NIST Speaker Recognition Challenge Shows Improvement

Results of the 2014 Speaker Recognition i-vector Machine Learning Challenge, held by the National Institute of Standards and Technology (NIST), indicated improved accuracy levels since the last NIST Speaker Recognition Evaluation in 2012.

The NIST challenge focused on the development of new methods using i-vectors for speaker detection in the context of conversational telephone speech. Results were analyzed by comparing more than 12 million pairs of voice tracks to validate the identity of the speakers biometrics.

Initial results indicate that the leading system achieved a relative improvement of approximately 38 percent over the baseline system. Meanwhile, approximately 75 percent of challenge participants submitted a system that outperformed the baseline.

Encouragingly, there were more than twice the number of participants and nearly twice as many systems submitted for evaluation this year.

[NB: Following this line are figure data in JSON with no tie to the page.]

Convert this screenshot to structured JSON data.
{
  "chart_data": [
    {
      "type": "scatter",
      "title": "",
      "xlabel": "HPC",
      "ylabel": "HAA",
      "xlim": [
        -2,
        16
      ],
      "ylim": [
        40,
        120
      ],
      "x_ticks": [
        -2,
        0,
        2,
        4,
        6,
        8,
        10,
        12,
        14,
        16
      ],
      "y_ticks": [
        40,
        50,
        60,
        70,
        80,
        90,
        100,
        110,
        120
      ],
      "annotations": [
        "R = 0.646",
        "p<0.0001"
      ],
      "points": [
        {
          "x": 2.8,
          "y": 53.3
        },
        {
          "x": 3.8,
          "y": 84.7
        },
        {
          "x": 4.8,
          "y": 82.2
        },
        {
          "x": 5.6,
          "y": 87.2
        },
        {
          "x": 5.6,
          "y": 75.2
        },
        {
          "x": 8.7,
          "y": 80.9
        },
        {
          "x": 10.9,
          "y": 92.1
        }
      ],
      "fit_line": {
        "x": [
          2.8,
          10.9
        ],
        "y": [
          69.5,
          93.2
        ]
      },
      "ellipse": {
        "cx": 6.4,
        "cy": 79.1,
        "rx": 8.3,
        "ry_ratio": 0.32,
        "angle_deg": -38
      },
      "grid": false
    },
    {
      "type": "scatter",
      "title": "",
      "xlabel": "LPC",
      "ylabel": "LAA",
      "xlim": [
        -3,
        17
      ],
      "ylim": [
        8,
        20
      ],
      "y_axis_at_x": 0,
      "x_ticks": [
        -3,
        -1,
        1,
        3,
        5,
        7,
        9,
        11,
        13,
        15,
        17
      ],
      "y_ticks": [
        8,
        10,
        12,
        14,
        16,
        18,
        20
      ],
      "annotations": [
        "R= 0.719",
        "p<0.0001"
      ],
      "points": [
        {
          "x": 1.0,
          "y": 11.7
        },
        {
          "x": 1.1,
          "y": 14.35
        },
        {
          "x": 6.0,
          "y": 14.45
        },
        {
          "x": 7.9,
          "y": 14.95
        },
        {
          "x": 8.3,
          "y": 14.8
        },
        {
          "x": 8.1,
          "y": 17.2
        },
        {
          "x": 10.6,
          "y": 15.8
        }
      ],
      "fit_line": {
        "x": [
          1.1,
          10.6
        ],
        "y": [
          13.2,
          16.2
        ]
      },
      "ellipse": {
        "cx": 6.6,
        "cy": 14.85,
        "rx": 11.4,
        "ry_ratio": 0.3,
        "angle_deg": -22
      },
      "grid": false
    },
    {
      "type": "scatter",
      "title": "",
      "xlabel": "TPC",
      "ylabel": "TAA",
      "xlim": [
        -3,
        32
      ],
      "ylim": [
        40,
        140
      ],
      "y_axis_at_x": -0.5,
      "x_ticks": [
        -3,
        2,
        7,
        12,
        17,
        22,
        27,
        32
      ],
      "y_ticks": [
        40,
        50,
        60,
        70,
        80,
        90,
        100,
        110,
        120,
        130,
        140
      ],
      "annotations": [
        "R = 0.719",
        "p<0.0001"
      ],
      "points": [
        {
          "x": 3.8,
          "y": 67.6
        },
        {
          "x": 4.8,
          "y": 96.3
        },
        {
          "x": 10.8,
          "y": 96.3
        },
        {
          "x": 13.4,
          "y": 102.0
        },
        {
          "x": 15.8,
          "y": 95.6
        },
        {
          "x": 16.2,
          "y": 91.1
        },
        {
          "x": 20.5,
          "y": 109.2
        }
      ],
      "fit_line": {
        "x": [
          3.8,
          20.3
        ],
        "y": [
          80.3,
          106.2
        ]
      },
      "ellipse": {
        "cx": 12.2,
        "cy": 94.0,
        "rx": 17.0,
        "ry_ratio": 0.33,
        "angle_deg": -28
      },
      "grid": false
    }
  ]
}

The challenge was intended to foster interest in biometric speaker recognition by the machine learning community. By basing the tests on i-vectors (widely used by state-of-the-art speaker recognition systems) rather than audio data, the evaluation was intended to be readily accessible to participants from outside the audio processing field.

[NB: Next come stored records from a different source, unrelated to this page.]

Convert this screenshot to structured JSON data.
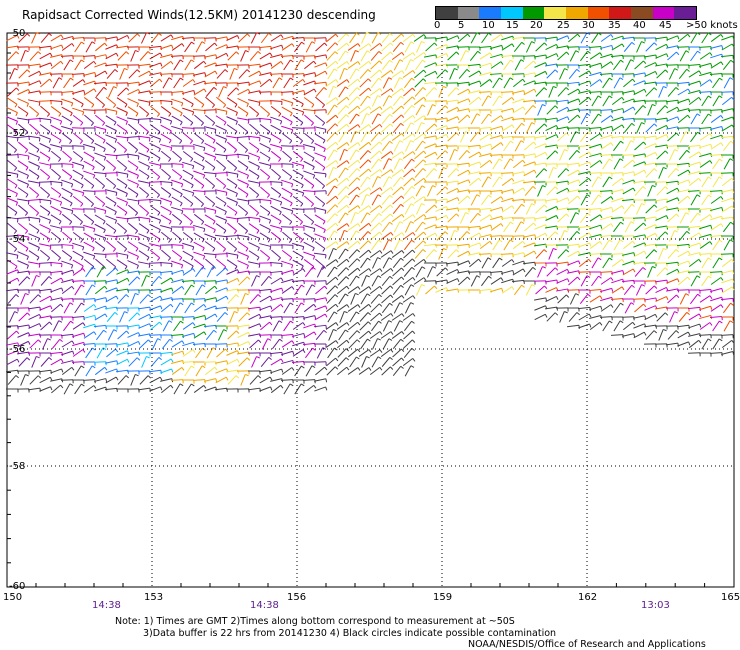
{
  "title": "Rapidsact Corrected Winds(12.5KM) 20141230 descending",
  "legend": {
    "labels": [
      "0",
      "5",
      "10",
      "15",
      "20",
      "25",
      "30",
      "35",
      "40",
      "45",
      ">50 knots"
    ],
    "colors": [
      "#404040",
      "#8a8a8a",
      "#1b7bff",
      "#00c8ff",
      "#009a00",
      "#f4e64a",
      "#f0a800",
      "#f05000",
      "#d01818",
      "#8a4a22",
      "#c800c8",
      "#6a1e96"
    ]
  },
  "axes": {
    "lat_labels": [
      "-50",
      "-52",
      "-54",
      "-56",
      "-58",
      "-60"
    ],
    "lon_labels": [
      "150",
      "153",
      "156",
      "159",
      "162",
      "165"
    ]
  },
  "pass_times": [
    "14:38",
    "14:38",
    "13:03"
  ],
  "notes": {
    "line1": "Note: 1) Times are GMT 2)Times along bottom correspond to measurement at ~50S",
    "line2": "3)Data buffer is 22 hrs from 20141230 4) Black circles indicate possible contamination"
  },
  "credit": "NOAA/NESDIS/Office of Research and Applications"
}
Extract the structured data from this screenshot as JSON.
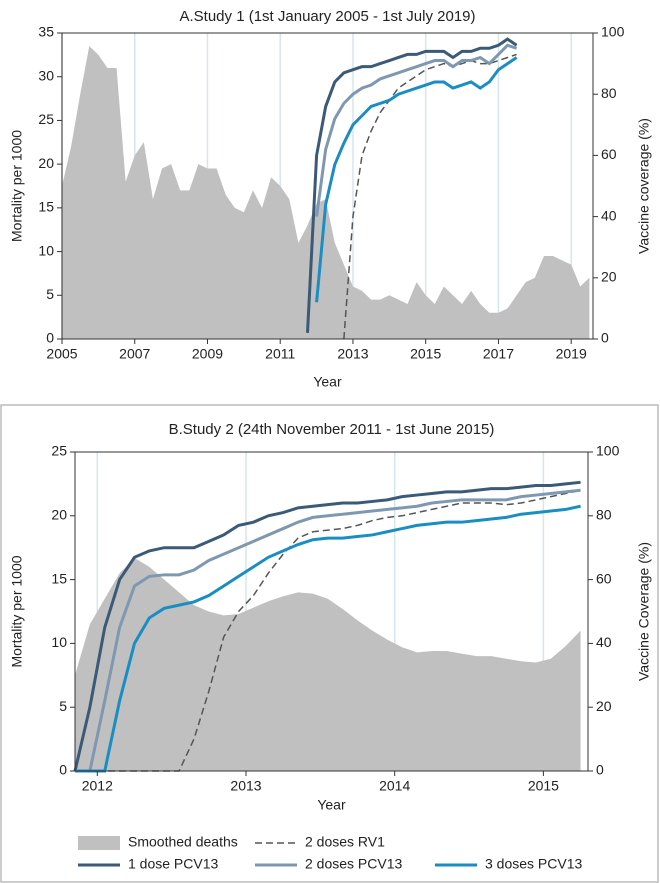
{
  "chart_data": [
    {
      "type": "line",
      "title": "A.Study 1 (1st January 2005 - 1st July 2019)",
      "x_label": "Year",
      "y_label": "Mortality per 1000",
      "y2_label": "Vaccine coverage (%)",
      "xlim": [
        2005,
        2019.6
      ],
      "xticks": [
        2005,
        2007,
        2009,
        2011,
        2013,
        2015,
        2017,
        2019
      ],
      "ylim": [
        0,
        35
      ],
      "yticks": [
        0,
        5,
        10,
        15,
        20,
        25,
        30,
        35
      ],
      "y2lim": [
        0,
        100
      ],
      "y2ticks": [
        0,
        20,
        40,
        60,
        80,
        100
      ],
      "grid": true,
      "x": [
        2005.0,
        2005.25,
        2005.5,
        2005.75,
        2006.0,
        2006.25,
        2006.5,
        2006.75,
        2007.0,
        2007.25,
        2007.5,
        2007.75,
        2008.0,
        2008.25,
        2008.5,
        2008.75,
        2009.0,
        2009.25,
        2009.5,
        2009.75,
        2010.0,
        2010.25,
        2010.5,
        2010.75,
        2011.0,
        2011.25,
        2011.5,
        2011.75,
        2012.0,
        2012.25,
        2012.5,
        2012.75,
        2013.0,
        2013.25,
        2013.5,
        2013.75,
        2014.0,
        2014.25,
        2014.5,
        2014.75,
        2015.0,
        2015.25,
        2015.5,
        2015.75,
        2016.0,
        2016.25,
        2016.5,
        2016.75,
        2017.0,
        2017.25,
        2017.5,
        2017.75,
        2018.0,
        2018.25,
        2018.5,
        2018.75,
        2019.0,
        2019.25,
        2019.5
      ],
      "series": [
        {
          "type": "area",
          "color": "#c0c0c0",
          "values": [
            17.5,
            22,
            28,
            33.5,
            32.5,
            31,
            31,
            18,
            21,
            22.5,
            16,
            19.5,
            20,
            17,
            17,
            20,
            19.5,
            19.5,
            16.5,
            15,
            14.5,
            17,
            15,
            18.5,
            17.5,
            16,
            11,
            13,
            15.5,
            16,
            11,
            8.5,
            6,
            5.5,
            4.5,
            4.5,
            5,
            4.5,
            4,
            6.5,
            5,
            4,
            6,
            5,
            4,
            5.5,
            4,
            3,
            3,
            3.5,
            5,
            6.5,
            7,
            9.5,
            9.5,
            9,
            8.5,
            6,
            7
          ]
        },
        {
          "type": "line",
          "style": "dashed",
          "axis": "y2",
          "color": "#555555",
          "values": [
            null,
            null,
            null,
            null,
            null,
            null,
            null,
            null,
            null,
            null,
            null,
            null,
            null,
            null,
            null,
            null,
            null,
            null,
            null,
            null,
            null,
            null,
            null,
            null,
            null,
            null,
            null,
            null,
            null,
            null,
            null,
            0,
            40,
            60,
            68,
            74,
            78,
            82,
            84,
            86,
            88,
            89,
            90,
            89,
            90,
            91,
            90,
            90,
            91,
            92,
            93,
            null,
            null,
            null,
            null,
            null,
            null,
            null,
            null
          ]
        },
        {
          "type": "line",
          "axis": "y2",
          "color": "#3b5a78",
          "values": [
            null,
            null,
            null,
            null,
            null,
            null,
            null,
            null,
            null,
            null,
            null,
            null,
            null,
            null,
            null,
            null,
            null,
            null,
            null,
            null,
            null,
            null,
            null,
            null,
            null,
            null,
            null,
            2,
            60,
            76,
            84,
            87,
            88,
            89,
            89,
            90,
            91,
            92,
            93,
            93,
            94,
            94,
            94,
            92,
            94,
            94,
            95,
            95,
            96,
            98,
            96,
            null,
            null,
            null,
            null,
            null,
            null,
            null,
            null
          ]
        },
        {
          "type": "line",
          "axis": "y2",
          "color": "#7f98b2",
          "values": [
            null,
            null,
            null,
            null,
            null,
            null,
            null,
            null,
            null,
            null,
            null,
            null,
            null,
            null,
            null,
            null,
            null,
            null,
            null,
            null,
            null,
            null,
            null,
            null,
            null,
            null,
            null,
            null,
            40,
            62,
            72,
            77,
            80,
            82,
            83,
            85,
            86,
            87,
            88,
            89,
            90,
            91,
            91,
            89,
            91,
            91,
            92,
            90,
            93,
            96,
            95,
            null,
            null,
            null,
            null,
            null,
            null,
            null,
            null
          ]
        },
        {
          "type": "line",
          "axis": "y2",
          "color": "#1a8ec2",
          "values": [
            null,
            null,
            null,
            null,
            null,
            null,
            null,
            null,
            null,
            null,
            null,
            null,
            null,
            null,
            null,
            null,
            null,
            null,
            null,
            null,
            null,
            null,
            null,
            null,
            null,
            null,
            null,
            null,
            12,
            44,
            57,
            64,
            70,
            73,
            76,
            77,
            78,
            80,
            81,
            82,
            83,
            84,
            84,
            82,
            83,
            84,
            82,
            84,
            88,
            90,
            92,
            null,
            null,
            null,
            null,
            null,
            null,
            null,
            null
          ]
        }
      ]
    },
    {
      "type": "line",
      "title": "B.Study 2 (24th November 2011 - 1st June 2015)",
      "x_label": "Year",
      "y_label": "Mortality per 1000",
      "y2_label": "Vaccine Coverage (%)",
      "xlim": [
        2011.85,
        2015.3
      ],
      "xticks": [
        2012,
        2013,
        2014,
        2015
      ],
      "ylim": [
        0,
        25
      ],
      "yticks": [
        0,
        5,
        10,
        15,
        20,
        25
      ],
      "y2lim": [
        0,
        100
      ],
      "y2ticks": [
        0,
        20,
        40,
        60,
        80,
        100
      ],
      "grid": true,
      "legend": "bottom",
      "x": [
        2011.85,
        2011.95,
        2012.05,
        2012.15,
        2012.25,
        2012.35,
        2012.45,
        2012.55,
        2012.65,
        2012.75,
        2012.85,
        2012.95,
        2013.05,
        2013.15,
        2013.25,
        2013.35,
        2013.45,
        2013.55,
        2013.65,
        2013.75,
        2013.85,
        2013.95,
        2014.05,
        2014.15,
        2014.25,
        2014.35,
        2014.45,
        2014.55,
        2014.65,
        2014.75,
        2014.85,
        2014.95,
        2015.05,
        2015.15,
        2015.25
      ],
      "series": [
        {
          "name": "Smoothed deaths",
          "type": "area",
          "color": "#c0c0c0",
          "values": [
            7.5,
            11.5,
            13.5,
            15.5,
            16.7,
            16,
            15,
            14,
            13,
            12.5,
            12.2,
            12.3,
            12.8,
            13.3,
            13.7,
            14,
            13.9,
            13.5,
            12.7,
            11.8,
            11,
            10.3,
            9.7,
            9.3,
            9.4,
            9.4,
            9.2,
            9,
            9,
            8.8,
            8.6,
            8.5,
            8.8,
            9.8,
            11
          ]
        },
        {
          "name": "2 doses RV1",
          "type": "line",
          "style": "dashed",
          "axis": "y2",
          "color": "#555555",
          "values": [
            0,
            0,
            0,
            0,
            0,
            0,
            0,
            0,
            10,
            25,
            42,
            50,
            55,
            62,
            68,
            73,
            75,
            75.5,
            76,
            77,
            78.5,
            79.5,
            80,
            81,
            82,
            83,
            84,
            84,
            84,
            83.5,
            84,
            85,
            86,
            87,
            88
          ]
        },
        {
          "name": "1 dose PCV13",
          "type": "line",
          "axis": "y2",
          "color": "#3b5a78",
          "values": [
            0,
            20,
            45,
            60,
            67,
            69,
            70,
            70,
            70,
            72,
            74,
            77,
            78,
            80,
            81,
            82.5,
            83,
            83.5,
            84,
            84,
            84.5,
            85,
            86,
            86.5,
            87,
            87.5,
            87.5,
            88,
            88.5,
            88.5,
            89,
            89.5,
            89.5,
            90,
            90.5
          ]
        },
        {
          "name": "2 doses PCV13",
          "type": "line",
          "axis": "y2",
          "color": "#7f98b2",
          "values": [
            0,
            0,
            22,
            45,
            58,
            61,
            61.5,
            61.5,
            63,
            66,
            68,
            70,
            72,
            74,
            76,
            78,
            79.5,
            80,
            80.5,
            81,
            81.5,
            82,
            82.5,
            83,
            84,
            84.5,
            85,
            85,
            85,
            85,
            86,
            86.5,
            87,
            87.5,
            88
          ]
        },
        {
          "name": "3 doses PCV13",
          "type": "line",
          "axis": "y2",
          "color": "#1a8ec2",
          "values": [
            0,
            0,
            0,
            22,
            40,
            48,
            51,
            52,
            53,
            55,
            58,
            61,
            64,
            67,
            69,
            71,
            72.5,
            73,
            73,
            73.5,
            74,
            75,
            76,
            77,
            77.5,
            78,
            78,
            78.5,
            79,
            79.5,
            80.5,
            81,
            81.5,
            82,
            83
          ]
        }
      ]
    }
  ]
}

The goals of the challenge included the following:

  • exploring new ideas in machine learning for use in speaker recognition;
  • making the speaker recognition field accessible to more participants from the machine learning community;
  • improving the performance of speaker recognition technology.

One biometric supplier that took part was SpeechPro. Its VoiceKey technology was tested along with more than 100 submissions from leading companies, universities, and laboratories around the globe, including Raytheon, IBM and 3M.

"There's been an increased interest in the use of voice biometrics and speaker recognition for law enforcement agencies as well as for commercial applications in banking or call-center industries in recent years," said SpeechPro President Alexey Khitrov, in a statement. "Discovering the true identity of a voice offers an unprecedented opportunity to protect access to information as well as secure it."